Once the English-Indian alliance got into full swing and the allied Indians were caught in their towns with women and children, the slaughter was horrific. Siege warfare never did favor the primitive. Once the point of the rebel spear was blunted the slow grind favored the government and their converging allies.
The war ended on a brutal note, with the mortally wounded chief Ponham, who had turned on his captors on the way to Boston and was thought to be dead, crawling into ambush position and, “…when an English-man drew near him, though he could not stand, he did (like a dying Beast) in rage and revenge, get hold on that Souldier’s head, and had like to have killed him, had not another come to his help, and rescued him out of the enraged dying hands of that bloody Barbarian…”
Both sides in this brutal little war suffered greatly and emerged to face the irony that the party that prevailed did so by contracting much of the war effort out and despite this lack of valor retained the virtue not to take credit for the victory, but to place it in God’s hands.
Afterward the wife and single son of Metacomet, were sold into slavery in the West Indies, where servant mortality was over 80%.
Hi James, enjoy your writing as always.
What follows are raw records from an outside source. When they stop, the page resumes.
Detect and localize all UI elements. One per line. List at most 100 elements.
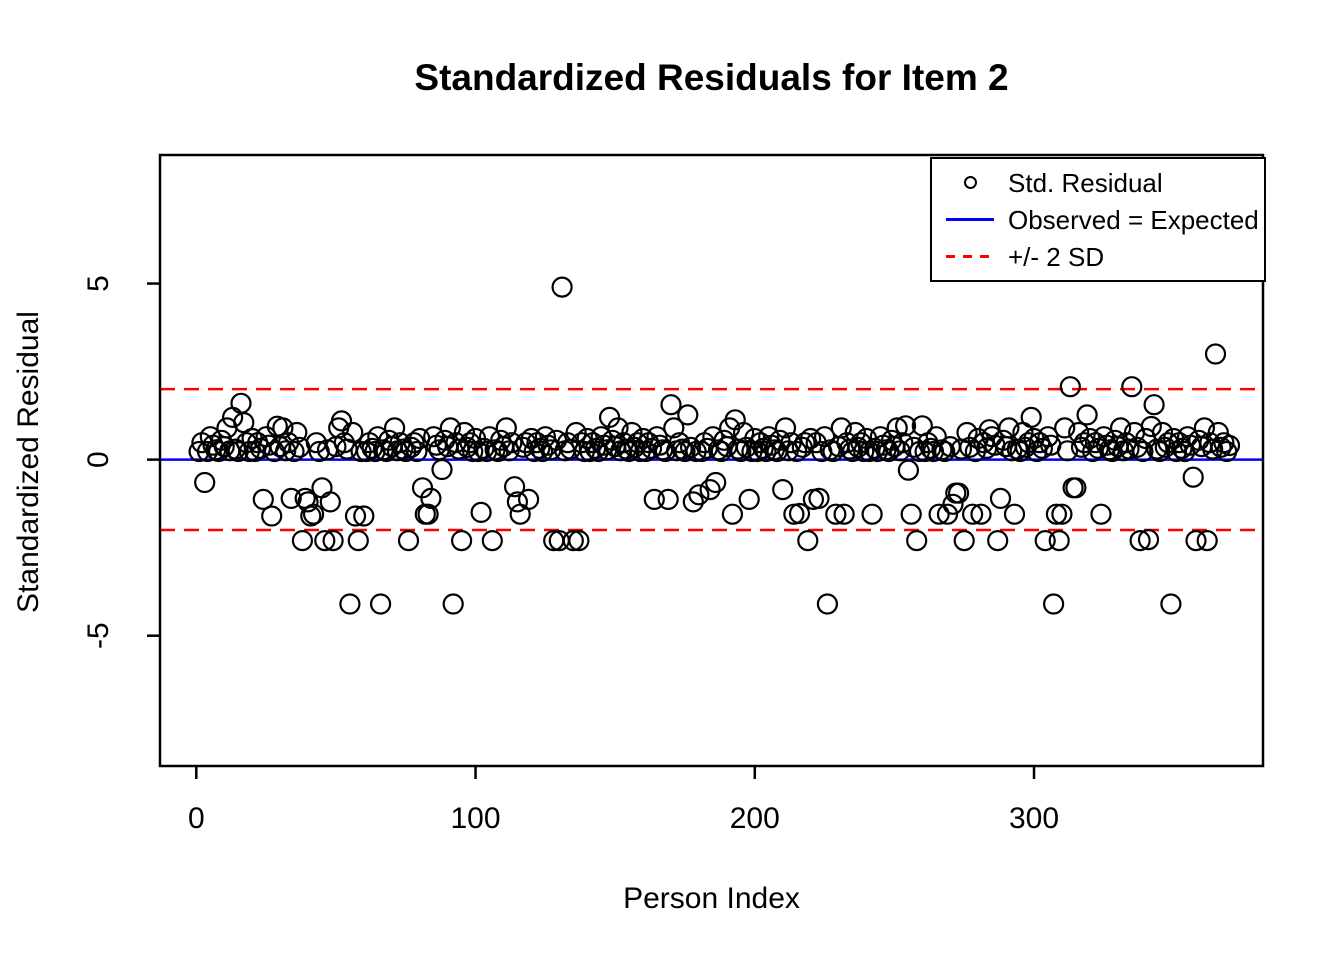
data-point bbox=[772, 479, 794, 501]
data-point bbox=[755, 440, 777, 463]
data-point bbox=[562, 529, 584, 552]
data-point bbox=[1059, 376, 1081, 398]
legend-entry-observed-expected: Observed = Expected bbox=[932, 205, 1264, 235]
data-point bbox=[699, 479, 721, 501]
data-point bbox=[462, 440, 484, 463]
data-point bbox=[384, 417, 406, 439]
data-point bbox=[808, 487, 830, 509]
data-point bbox=[894, 415, 917, 437]
data-point bbox=[481, 529, 503, 552]
data-point bbox=[621, 421, 643, 444]
data-point bbox=[861, 503, 883, 525]
data-point bbox=[1218, 434, 1241, 457]
data-point bbox=[830, 417, 852, 439]
data-point bbox=[1003, 503, 1026, 525]
data-point bbox=[590, 426, 612, 448]
data-point bbox=[688, 484, 710, 506]
data-point bbox=[825, 503, 847, 525]
data-point bbox=[297, 491, 319, 513]
data-point bbox=[442, 593, 464, 615]
data-point bbox=[420, 487, 442, 509]
y-tick-label: 5 bbox=[82, 275, 115, 292]
data-point bbox=[936, 503, 959, 525]
data-point bbox=[1051, 503, 1073, 525]
data-point bbox=[1151, 421, 1174, 444]
data-point bbox=[303, 503, 325, 525]
data-point bbox=[280, 487, 302, 509]
chart-title: Standardized Residuals for Item 2 bbox=[414, 57, 1009, 98]
data-point bbox=[643, 488, 665, 510]
data-point bbox=[403, 432, 425, 454]
data-point bbox=[501, 432, 523, 454]
data-point bbox=[788, 502, 811, 525]
x-tick-label: 200 bbox=[730, 802, 780, 835]
data-point bbox=[897, 459, 920, 481]
legend-symbol-cell bbox=[932, 255, 1008, 258]
data-point bbox=[1020, 406, 1042, 428]
legend-entry-label: Std. Residual bbox=[1008, 167, 1163, 198]
data-point bbox=[981, 426, 1003, 448]
data-point bbox=[470, 501, 492, 524]
data-point bbox=[1068, 421, 1090, 444]
data-point bbox=[291, 529, 313, 552]
data-point bbox=[551, 276, 573, 298]
data-point bbox=[305, 432, 327, 454]
data-point bbox=[1056, 440, 1079, 462]
data-point bbox=[531, 440, 554, 463]
data-point bbox=[1045, 503, 1068, 525]
data-point bbox=[314, 529, 336, 552]
data-point bbox=[1185, 529, 1207, 552]
data-point bbox=[342, 421, 364, 444]
data-point bbox=[1129, 529, 1151, 552]
data-point bbox=[517, 488, 540, 510]
legend-entry-2sd: +/- 2 SD bbox=[932, 242, 1264, 272]
data-point bbox=[1034, 529, 1056, 552]
data-point bbox=[534, 426, 557, 448]
data-point bbox=[397, 529, 420, 552]
data-point bbox=[230, 392, 252, 414]
data-point bbox=[1037, 426, 1059, 448]
data-point bbox=[319, 491, 341, 513]
data-point bbox=[1160, 593, 1182, 615]
data-point bbox=[679, 436, 702, 458]
x-tick-label: 0 bbox=[188, 802, 205, 835]
data-point bbox=[286, 421, 308, 444]
data-point bbox=[1193, 417, 1216, 439]
data-point bbox=[1076, 404, 1098, 426]
data-point bbox=[439, 417, 461, 439]
data-point bbox=[942, 493, 964, 515]
data-point bbox=[732, 421, 755, 444]
data-point bbox=[833, 503, 855, 525]
data-point bbox=[906, 529, 928, 552]
data-point bbox=[1140, 415, 1162, 438]
data-point bbox=[353, 505, 375, 527]
dashed-line-icon bbox=[946, 255, 994, 258]
data-point bbox=[453, 421, 475, 444]
data-point bbox=[1176, 426, 1199, 448]
data-point bbox=[392, 438, 414, 460]
data-point bbox=[568, 529, 590, 552]
x-tick-label: 100 bbox=[451, 802, 501, 835]
data-point bbox=[853, 440, 875, 463]
data-point bbox=[799, 427, 822, 450]
data-point bbox=[339, 593, 361, 615]
open-circle-icon bbox=[963, 176, 977, 189]
data-point bbox=[1109, 417, 1132, 439]
legend-entry-std-residual: Std. Residual bbox=[932, 168, 1264, 198]
data-point bbox=[423, 426, 445, 448]
data-point bbox=[816, 593, 839, 615]
data-point bbox=[1143, 394, 1165, 416]
data-point bbox=[1054, 417, 1076, 439]
data-point bbox=[1048, 529, 1070, 552]
data-point bbox=[886, 417, 908, 439]
data-point bbox=[934, 440, 956, 463]
data-point bbox=[1182, 466, 1204, 488]
x-tick-label: 300 bbox=[1009, 802, 1059, 835]
data-point bbox=[300, 505, 322, 527]
data-point bbox=[431, 458, 453, 481]
data-point bbox=[987, 529, 1009, 552]
legend-entry-label: +/- 2 SD bbox=[1008, 241, 1105, 272]
solid-line-icon bbox=[946, 218, 994, 221]
legend: Std. Residual Observed = Expected +/- 2 … bbox=[930, 157, 1266, 282]
data-point bbox=[272, 417, 294, 439]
A friend recently moved to Simsbury, CT, and in reading about the town on Wikipedia I came across this which I thought might interest you. Apologies if you already read/wrote about this fellow.
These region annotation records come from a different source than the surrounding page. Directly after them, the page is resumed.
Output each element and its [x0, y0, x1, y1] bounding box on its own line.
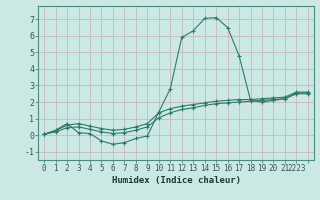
X-axis label: Humidex (Indice chaleur): Humidex (Indice chaleur) [111, 176, 241, 185]
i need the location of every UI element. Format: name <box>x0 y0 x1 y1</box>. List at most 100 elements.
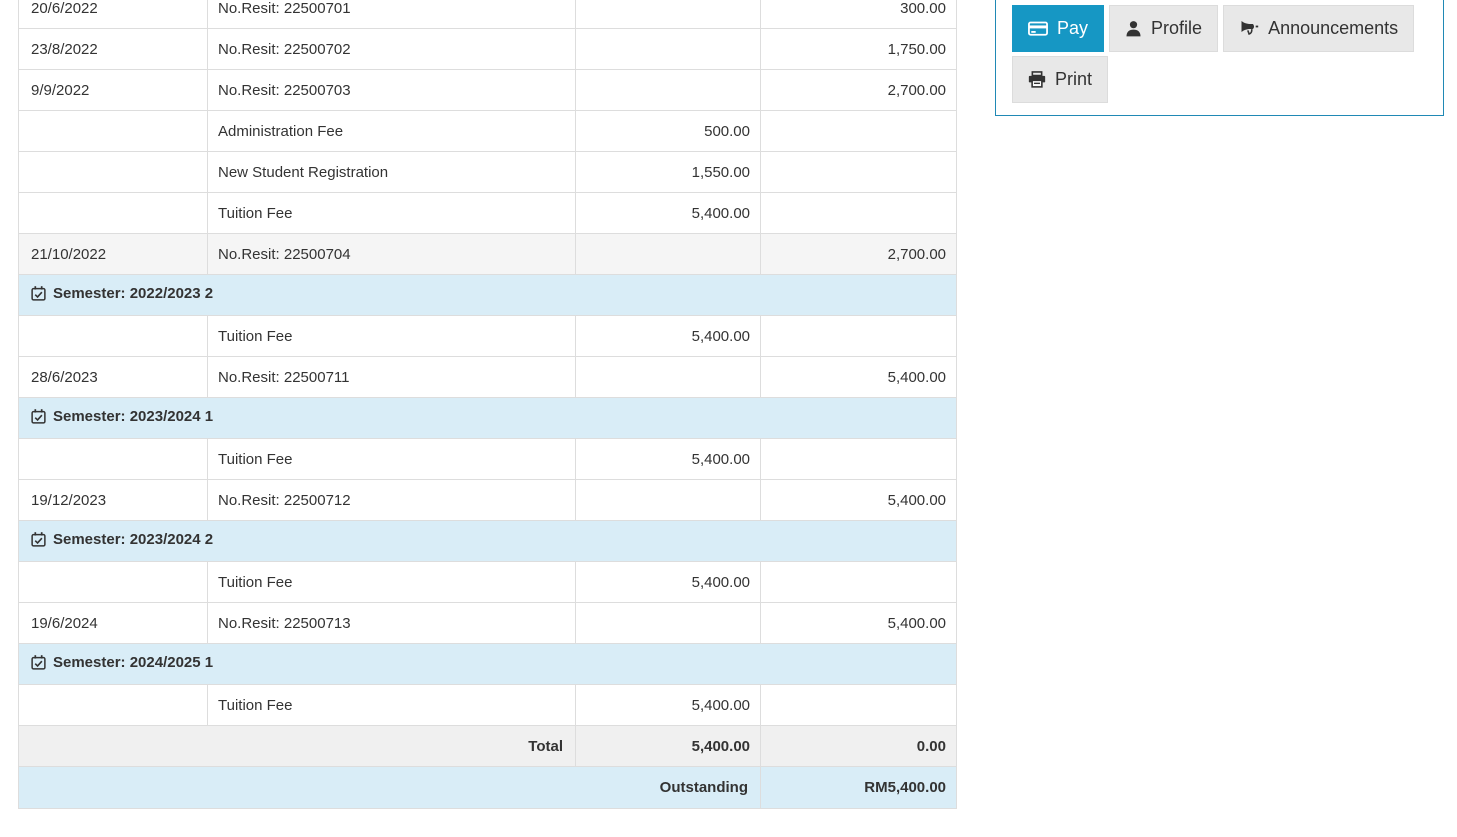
total-row: Total 5,400.00 0.00 <box>18 725 957 767</box>
fee-row: 19/12/2023 No.Resit: 22500712 5,400.00 <box>18 479 957 521</box>
calendar-check-icon <box>31 655 46 670</box>
fee-row-payment <box>760 110 957 152</box>
button-label: Pay <box>1057 18 1089 38</box>
fee-row-description: No.Resit: 22500703 <box>207 69 576 111</box>
fee-row-charge <box>575 233 761 275</box>
fee-row-payment <box>760 315 957 357</box>
total-payment: 0.00 <box>760 725 957 767</box>
fee-row-payment: 2,700.00 <box>760 233 957 275</box>
semester-label: Semester: 2022/2023 2 <box>53 285 214 302</box>
fee-row-charge <box>575 602 761 644</box>
bullhorn-icon <box>1239 20 1259 37</box>
fee-row-charge <box>575 0 761 29</box>
outstanding-amount: RM5,400.00 <box>760 766 957 809</box>
semester-header-row: Semester: 2023/2024 2 <box>18 520 957 562</box>
outstanding-label: Outstanding <box>18 766 761 809</box>
fee-row-description: Tuition Fee <box>207 192 576 234</box>
profile-button[interactable]: Profile <box>1109 5 1219 52</box>
fee-row: 23/8/2022 No.Resit: 22500702 1,750.00 <box>18 28 957 70</box>
fee-row-date <box>18 151 208 193</box>
user-icon <box>1125 20 1142 37</box>
pay-button[interactable]: Pay <box>1012 5 1105 52</box>
fee-row: Administration Fee 500.00 <box>18 110 957 152</box>
actions-button-row: Pay Profile Announcements Print <box>1012 5 1427 103</box>
calendar-check-icon <box>31 409 46 424</box>
fee-row-description: No.Resit: 22500711 <box>207 356 576 398</box>
fee-row-description: Administration Fee <box>207 110 576 152</box>
fee-row: 9/9/2022 No.Resit: 22500703 2,700.00 <box>18 69 957 111</box>
fee-row-charge <box>575 28 761 70</box>
fee-row-charge <box>575 356 761 398</box>
fee-row-date: 28/6/2023 <box>18 356 208 398</box>
fee-row-description: No.Resit: 22500713 <box>207 602 576 644</box>
fee-row-description: No.Resit: 22500702 <box>207 28 576 70</box>
fee-row-charge: 5,400.00 <box>575 192 761 234</box>
button-label: Announcements <box>1268 18 1399 38</box>
fee-row-date <box>18 192 208 234</box>
fee-row-payment <box>760 192 957 234</box>
fee-row-date: 23/8/2022 <box>18 28 208 70</box>
fee-row-description: Tuition Fee <box>207 561 576 603</box>
button-label: Print <box>1055 69 1093 89</box>
fee-row: 28/6/2023 No.Resit: 22500711 5,400.00 <box>18 356 957 398</box>
fee-row-payment: 5,400.00 <box>760 602 957 644</box>
fee-row: 20/6/2022 No.Resit: 22500701 300.00 <box>18 0 957 29</box>
semester-label: Semester: 2023/2024 1 <box>53 408 214 425</box>
fee-statement-section: 20/6/2022 No.Resit: 22500701 300.00 23/8/20… <box>18 0 957 809</box>
fee-row-description: Tuition Fee <box>207 315 576 357</box>
fee-row-charge: 5,400.00 <box>575 438 761 480</box>
semester-label: Semester: 2024/2025 1 <box>53 654 214 671</box>
credit-card-icon <box>1028 20 1048 37</box>
outstanding-row: Outstanding RM5,400.00 <box>18 766 957 809</box>
fee-row-charge: 5,400.00 <box>575 561 761 603</box>
fee-row-payment <box>760 438 957 480</box>
fee-row-charge: 5,400.00 <box>575 315 761 357</box>
fee-row: Tuition Fee 5,400.00 <box>18 315 957 357</box>
fee-row: Tuition Fee 5,400.00 <box>18 438 957 480</box>
fee-row-payment: 1,750.00 <box>760 28 957 70</box>
fee-row-date <box>18 684 208 726</box>
fee-row-payment <box>760 684 957 726</box>
fee-row-date <box>18 438 208 480</box>
fee-row-payment <box>760 151 957 193</box>
fee-row-description: New Student Registration <box>207 151 576 193</box>
fee-row: New Student Registration 1,550.00 <box>18 151 957 193</box>
fee-row: 21/10/2022 No.Resit: 22500704 2,700.00 <box>18 233 957 275</box>
fee-row-description: No.Resit: 22500704 <box>207 233 576 275</box>
fee-row-payment <box>760 561 957 603</box>
calendar-check-icon <box>31 532 46 547</box>
fee-row-payment: 300.00 <box>760 0 957 29</box>
fee-row-date: 19/12/2023 <box>18 479 208 521</box>
fee-row-charge <box>575 69 761 111</box>
fee-row-description: No.Resit: 22500712 <box>207 479 576 521</box>
button-label: Profile <box>1151 18 1203 38</box>
fee-row-charge <box>575 479 761 521</box>
fee-row-description: Tuition Fee <box>207 438 576 480</box>
fee-row-charge: 5,400.00 <box>575 684 761 726</box>
actions-panel: Pay Profile Announcements Print <box>995 0 1444 116</box>
fee-row-payment: 5,400.00 <box>760 479 957 521</box>
fee-row-description: Tuition Fee <box>207 684 576 726</box>
fee-row-payment: 2,700.00 <box>760 69 957 111</box>
semester-header-row: Semester: 2022/2023 2 <box>18 274 957 316</box>
print-button[interactable]: Print <box>1012 56 1109 103</box>
fee-row-date: 21/10/2022 <box>18 233 208 275</box>
fee-row: Tuition Fee 5,400.00 <box>18 684 957 726</box>
fee-row-payment: 5,400.00 <box>760 356 957 398</box>
fee-row-date <box>18 561 208 603</box>
printer-icon <box>1028 70 1046 89</box>
fee-statement-table: 20/6/2022 No.Resit: 22500701 300.00 23/8/20… <box>18 0 957 809</box>
fee-row-date: 9/9/2022 <box>18 69 208 111</box>
fee-row: 19/6/2024 No.Resit: 22500713 5,400.00 <box>18 602 957 644</box>
fee-row-charge: 500.00 <box>575 110 761 152</box>
calendar-check-icon <box>31 286 46 301</box>
total-charge: 5,400.00 <box>575 725 761 767</box>
fee-row-date: 20/6/2022 <box>18 0 208 29</box>
fee-row: Tuition Fee 5,400.00 <box>18 192 957 234</box>
announcements-button[interactable]: Announcements <box>1223 5 1415 52</box>
fee-row-date <box>18 110 208 152</box>
total-label: Total <box>18 725 576 767</box>
semester-header-row: Semester: 2024/2025 1 <box>18 643 957 685</box>
fee-row-date: 19/6/2024 <box>18 602 208 644</box>
fee-row-date <box>18 315 208 357</box>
In 1707, Daniel Hayes, then aged twenty-two, was captured by the indigenous people and carried off to Canada. The capture was witnessed, and a rescue party raised, but the group did not catch up with the captors. He was tied up each night, and bound to saplings. It took thirty days to reach Canada, at which point Hayes was forced to run the gauntlet. Near the end of the gauntlet, he hid in a wigwam to avoid an attempted blow by a club. The woman in the wigwam declared that the house was sacred, and having lost a husband and son to a war, adopted Hayes as her son. He remained for several years, attending to the woman. Eventually, he was sold to a Frenchman, who learned that Hayes had skill as a weaver, so put him to work in that business. Hayes managed to earn enough to buy his freedom after two years. He then returned to Simsbury, settled down on a farm and married. He became prominent, both in civil affairs as well as the church at Salmon Brook (now Granby).[21]
Thank you, Ned,
I read about this in passing about 20 years ago and neglected to research it in this project, so I will include your comment in the print book.
Entries like this, when I read for pure joy about explorers and frontiersmen, is what piqued my interest concerning slavery as a universal condition, not one exclusive to blacks.